But when you see the desolating sacrilege set up where it ought not to be (let the reader understand), then those in Judea must flee to the mountains… (Mk 13:14 NRSV)
In my book I exclude Mark 13:14 from my proposed original Olivet Discourse in the Gospel of Mark, but for reasons of length I do not explain why. Here I give my reasons.
The first thing to note is that the words translated as “desolating sacrilege” or (often) “abomination of desolation” are in Greek “the abomination of the desolation.” Two nouns. The “abomination” or “sacrilege” is a statue or other representation of an alien deity or king. The “desolation” is the now-polluted Temple. It is desolate. Mark creates a metonym: a noun, “desolation,” to stand in for the “polluted Temple.” If we take this verse at face value, then, Jesus is warning his disciples that at some time in the future, the Temple will be polluted, and the local Judeans “must” flee to the mountains.
But in the rest of the Gospel of Mark, Jesus is not concerned to preserve the purity of the Temple: He stages the Temple Incident, interfering with the routine activities of the outer court of the Temple. He condemns the Temple, “Is it not written, ‘My house shall be called a house of prayer for all the nations’? But you have made it a den of robbers.” (Mk 11:17). And the main group that opposes Jesus is the chief priests of the Temple! Furthermore, Mark implicitly disdains the earthly Temple when he portrays Jesus as the high priest in the heavenly Temple.
Also, if Mark wrote in Rome after 70, it would be imprudent to remind the audience of the recent Jewish War in which Titus, the brother of the current emperor, Domitian, had subdued Jerusalem, and in the process destroyed the Temple. Mark would not make the audience link Titus with “desolating sacrilege.”

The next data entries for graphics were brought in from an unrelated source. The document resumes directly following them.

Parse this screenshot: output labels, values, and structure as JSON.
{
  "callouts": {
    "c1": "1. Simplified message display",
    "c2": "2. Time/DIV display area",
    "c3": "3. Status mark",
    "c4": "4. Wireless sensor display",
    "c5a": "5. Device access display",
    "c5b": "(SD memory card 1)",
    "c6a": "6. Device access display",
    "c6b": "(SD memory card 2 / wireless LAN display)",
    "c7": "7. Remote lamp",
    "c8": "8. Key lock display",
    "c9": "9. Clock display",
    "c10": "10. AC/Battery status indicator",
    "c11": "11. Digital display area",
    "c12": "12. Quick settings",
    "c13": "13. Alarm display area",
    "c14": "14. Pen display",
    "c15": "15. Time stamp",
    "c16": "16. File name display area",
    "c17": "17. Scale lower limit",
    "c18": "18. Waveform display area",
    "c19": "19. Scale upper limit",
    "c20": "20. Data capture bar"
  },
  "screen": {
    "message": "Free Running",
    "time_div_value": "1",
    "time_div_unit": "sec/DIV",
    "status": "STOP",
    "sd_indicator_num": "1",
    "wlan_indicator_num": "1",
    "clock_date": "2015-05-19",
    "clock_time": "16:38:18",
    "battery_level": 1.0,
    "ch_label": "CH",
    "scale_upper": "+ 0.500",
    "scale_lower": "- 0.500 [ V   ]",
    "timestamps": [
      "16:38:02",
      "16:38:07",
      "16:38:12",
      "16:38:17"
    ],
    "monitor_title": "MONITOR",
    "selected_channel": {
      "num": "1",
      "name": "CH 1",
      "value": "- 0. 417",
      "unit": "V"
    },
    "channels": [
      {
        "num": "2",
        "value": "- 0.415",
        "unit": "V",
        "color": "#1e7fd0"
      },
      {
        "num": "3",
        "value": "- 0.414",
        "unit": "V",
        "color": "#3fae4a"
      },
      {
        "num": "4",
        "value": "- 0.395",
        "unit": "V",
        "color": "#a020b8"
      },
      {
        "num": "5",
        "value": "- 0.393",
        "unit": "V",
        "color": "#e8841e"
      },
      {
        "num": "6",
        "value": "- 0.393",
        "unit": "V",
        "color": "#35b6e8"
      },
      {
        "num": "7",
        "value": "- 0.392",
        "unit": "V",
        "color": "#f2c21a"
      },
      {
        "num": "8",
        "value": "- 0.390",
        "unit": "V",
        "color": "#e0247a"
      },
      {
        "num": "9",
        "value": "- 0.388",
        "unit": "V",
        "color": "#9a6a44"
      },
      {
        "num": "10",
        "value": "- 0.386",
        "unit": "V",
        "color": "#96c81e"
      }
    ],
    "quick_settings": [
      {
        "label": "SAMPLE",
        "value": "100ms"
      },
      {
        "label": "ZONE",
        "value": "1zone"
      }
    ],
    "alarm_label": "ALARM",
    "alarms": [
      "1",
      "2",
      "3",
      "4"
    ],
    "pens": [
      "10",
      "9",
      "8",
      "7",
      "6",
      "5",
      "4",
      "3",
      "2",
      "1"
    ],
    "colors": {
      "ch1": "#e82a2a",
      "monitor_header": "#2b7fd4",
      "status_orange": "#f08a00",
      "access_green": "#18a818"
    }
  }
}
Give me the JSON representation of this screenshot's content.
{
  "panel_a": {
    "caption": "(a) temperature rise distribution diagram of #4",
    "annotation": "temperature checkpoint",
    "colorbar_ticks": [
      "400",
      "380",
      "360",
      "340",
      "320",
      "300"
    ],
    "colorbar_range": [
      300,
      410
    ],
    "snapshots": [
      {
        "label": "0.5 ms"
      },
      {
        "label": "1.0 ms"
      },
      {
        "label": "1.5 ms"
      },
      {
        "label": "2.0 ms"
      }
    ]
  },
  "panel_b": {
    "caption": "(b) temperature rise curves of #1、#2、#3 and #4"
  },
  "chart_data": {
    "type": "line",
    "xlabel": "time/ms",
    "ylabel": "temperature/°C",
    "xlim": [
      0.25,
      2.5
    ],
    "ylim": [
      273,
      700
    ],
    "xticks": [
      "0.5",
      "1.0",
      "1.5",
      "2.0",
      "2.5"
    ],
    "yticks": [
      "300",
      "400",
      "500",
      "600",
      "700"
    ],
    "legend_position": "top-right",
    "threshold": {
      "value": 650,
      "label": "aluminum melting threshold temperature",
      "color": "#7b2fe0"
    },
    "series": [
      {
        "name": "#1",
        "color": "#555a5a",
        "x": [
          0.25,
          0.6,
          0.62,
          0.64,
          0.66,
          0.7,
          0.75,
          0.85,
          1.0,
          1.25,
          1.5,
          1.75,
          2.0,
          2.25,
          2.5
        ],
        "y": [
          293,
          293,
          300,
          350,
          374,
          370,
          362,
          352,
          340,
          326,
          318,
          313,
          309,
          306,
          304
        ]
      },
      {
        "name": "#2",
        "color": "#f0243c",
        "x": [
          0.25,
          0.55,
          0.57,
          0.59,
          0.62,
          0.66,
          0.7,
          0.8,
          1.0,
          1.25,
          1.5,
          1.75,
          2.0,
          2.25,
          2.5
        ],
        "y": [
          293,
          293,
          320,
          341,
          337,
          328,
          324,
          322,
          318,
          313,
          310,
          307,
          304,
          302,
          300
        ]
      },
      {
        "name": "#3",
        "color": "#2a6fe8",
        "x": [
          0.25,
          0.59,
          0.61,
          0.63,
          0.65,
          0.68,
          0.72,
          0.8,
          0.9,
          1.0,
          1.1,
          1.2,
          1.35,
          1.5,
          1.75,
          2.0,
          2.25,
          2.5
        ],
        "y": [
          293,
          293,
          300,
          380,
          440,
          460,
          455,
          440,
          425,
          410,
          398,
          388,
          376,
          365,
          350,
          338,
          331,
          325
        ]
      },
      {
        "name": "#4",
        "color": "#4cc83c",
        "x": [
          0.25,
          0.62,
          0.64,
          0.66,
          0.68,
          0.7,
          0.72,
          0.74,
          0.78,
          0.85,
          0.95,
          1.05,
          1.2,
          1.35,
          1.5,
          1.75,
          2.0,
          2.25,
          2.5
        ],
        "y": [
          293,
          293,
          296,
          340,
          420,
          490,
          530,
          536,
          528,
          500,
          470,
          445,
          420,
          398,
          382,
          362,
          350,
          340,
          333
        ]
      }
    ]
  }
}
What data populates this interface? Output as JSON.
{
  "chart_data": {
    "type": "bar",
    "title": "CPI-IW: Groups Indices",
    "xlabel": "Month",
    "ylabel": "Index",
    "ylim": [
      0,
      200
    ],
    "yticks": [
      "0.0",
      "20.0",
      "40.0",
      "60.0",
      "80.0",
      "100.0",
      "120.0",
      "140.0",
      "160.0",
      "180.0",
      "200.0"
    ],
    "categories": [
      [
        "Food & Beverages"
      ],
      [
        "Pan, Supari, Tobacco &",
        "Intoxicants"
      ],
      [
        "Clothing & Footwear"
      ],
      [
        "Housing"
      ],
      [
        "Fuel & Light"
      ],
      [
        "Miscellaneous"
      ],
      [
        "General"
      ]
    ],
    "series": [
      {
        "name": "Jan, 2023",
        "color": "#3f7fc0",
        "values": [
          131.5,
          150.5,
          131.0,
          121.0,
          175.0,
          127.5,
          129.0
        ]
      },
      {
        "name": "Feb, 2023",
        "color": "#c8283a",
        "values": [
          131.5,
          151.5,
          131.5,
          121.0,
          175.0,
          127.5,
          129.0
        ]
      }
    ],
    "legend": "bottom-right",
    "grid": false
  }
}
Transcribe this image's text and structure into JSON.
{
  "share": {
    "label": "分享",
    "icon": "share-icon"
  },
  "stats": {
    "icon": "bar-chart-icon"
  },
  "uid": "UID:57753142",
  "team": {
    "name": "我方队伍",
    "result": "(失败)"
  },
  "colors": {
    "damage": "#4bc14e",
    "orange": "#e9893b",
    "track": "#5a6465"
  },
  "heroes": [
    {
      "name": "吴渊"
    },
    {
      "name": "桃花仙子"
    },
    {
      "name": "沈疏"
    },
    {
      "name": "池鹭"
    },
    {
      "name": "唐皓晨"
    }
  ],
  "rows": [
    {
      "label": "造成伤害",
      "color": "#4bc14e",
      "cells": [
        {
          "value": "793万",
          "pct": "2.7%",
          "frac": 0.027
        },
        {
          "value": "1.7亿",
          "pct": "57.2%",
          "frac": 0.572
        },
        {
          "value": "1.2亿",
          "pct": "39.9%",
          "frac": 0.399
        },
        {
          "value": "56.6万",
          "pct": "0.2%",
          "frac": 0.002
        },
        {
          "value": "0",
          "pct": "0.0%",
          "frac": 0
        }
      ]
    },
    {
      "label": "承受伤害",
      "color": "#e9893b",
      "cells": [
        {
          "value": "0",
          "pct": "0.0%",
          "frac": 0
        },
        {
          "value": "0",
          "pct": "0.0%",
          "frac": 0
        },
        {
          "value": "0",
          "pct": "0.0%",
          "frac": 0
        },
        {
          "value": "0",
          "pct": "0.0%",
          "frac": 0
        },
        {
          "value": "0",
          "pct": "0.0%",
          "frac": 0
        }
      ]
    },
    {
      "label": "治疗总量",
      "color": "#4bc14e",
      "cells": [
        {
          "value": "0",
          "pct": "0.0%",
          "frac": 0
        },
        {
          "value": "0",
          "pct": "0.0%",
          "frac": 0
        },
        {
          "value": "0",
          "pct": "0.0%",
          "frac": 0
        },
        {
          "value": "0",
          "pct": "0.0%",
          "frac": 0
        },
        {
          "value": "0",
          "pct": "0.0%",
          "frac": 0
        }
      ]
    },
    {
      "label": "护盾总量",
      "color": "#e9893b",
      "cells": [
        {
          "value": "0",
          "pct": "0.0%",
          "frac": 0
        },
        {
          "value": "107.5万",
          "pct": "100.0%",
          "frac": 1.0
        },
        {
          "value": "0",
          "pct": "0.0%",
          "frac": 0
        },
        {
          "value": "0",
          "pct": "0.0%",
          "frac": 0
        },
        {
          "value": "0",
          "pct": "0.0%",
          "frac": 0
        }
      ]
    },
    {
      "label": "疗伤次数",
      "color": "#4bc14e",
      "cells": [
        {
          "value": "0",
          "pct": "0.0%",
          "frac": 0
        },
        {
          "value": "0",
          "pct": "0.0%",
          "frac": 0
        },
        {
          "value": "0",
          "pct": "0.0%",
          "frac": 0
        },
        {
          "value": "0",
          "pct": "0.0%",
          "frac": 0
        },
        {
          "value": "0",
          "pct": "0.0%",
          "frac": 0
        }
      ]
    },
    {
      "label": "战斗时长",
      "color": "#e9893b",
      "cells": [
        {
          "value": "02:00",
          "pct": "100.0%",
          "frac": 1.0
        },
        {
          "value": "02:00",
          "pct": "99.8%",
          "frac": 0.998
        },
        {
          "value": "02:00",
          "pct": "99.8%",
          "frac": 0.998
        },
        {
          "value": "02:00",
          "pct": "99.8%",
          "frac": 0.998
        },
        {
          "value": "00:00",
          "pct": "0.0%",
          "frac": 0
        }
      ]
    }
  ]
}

Some editions of the Gospel of Mark add that the desolating sacrilege “was spoken of by Daniel the prophet.” I think this is inseparable from the phrase “let the reader understand.” The editor who wrote 13:14 is telling the reader to go and look for a precedent in the Book of Daniel.
That is poor playcraft. A playwright does not have a character tell the audience “if you don’t believe me, you can look it up in a book.” A play has to create and exist within its own world.
Here is another way in which Mk 13:14 demonstrates poor playcraft. Within the world of the play, there is no dramatic payoff to the prediction in Mk 13:14. It does not foreshadow any stage action. There is no conquest of the Temple, no pollution with a statue. And Jesus’s warning is directed to the vague group “those in Judea,” not to the disciples. The warning feels interpolated into the world of the play.
In summary, there are four good reasons to think that Mark 13:14 was not written by Mark:
- Mark’s Jesus is anti- Temple. Jesus is not concerned about its purity; in fact, he tries to disrupt its activities.
- When Mark wrote in the 90s CE, the emperor, Domitian, was the brother of Titus, the destroyer of the Temple. It would not be prudent for Mark to imply that the destruction of the Temple (Titus) had resulted in an “abomination”!
- A playwright does not tell the audience “let the reader understand.” A play exists in its own world.
- The prediction in Mark 13:14 is irrelevant to the disciples, who are Jesus’s audience in the world of the play. And there is no dramatic payoff for the prediction within the world of the play: it predicts nothing. Mark 13:14 is poor playcraft.
Addendum: Mark 13:14 introduces Mark 13:15-20. If Mark 13:14 is not original, Mark 13:15-20 is not original.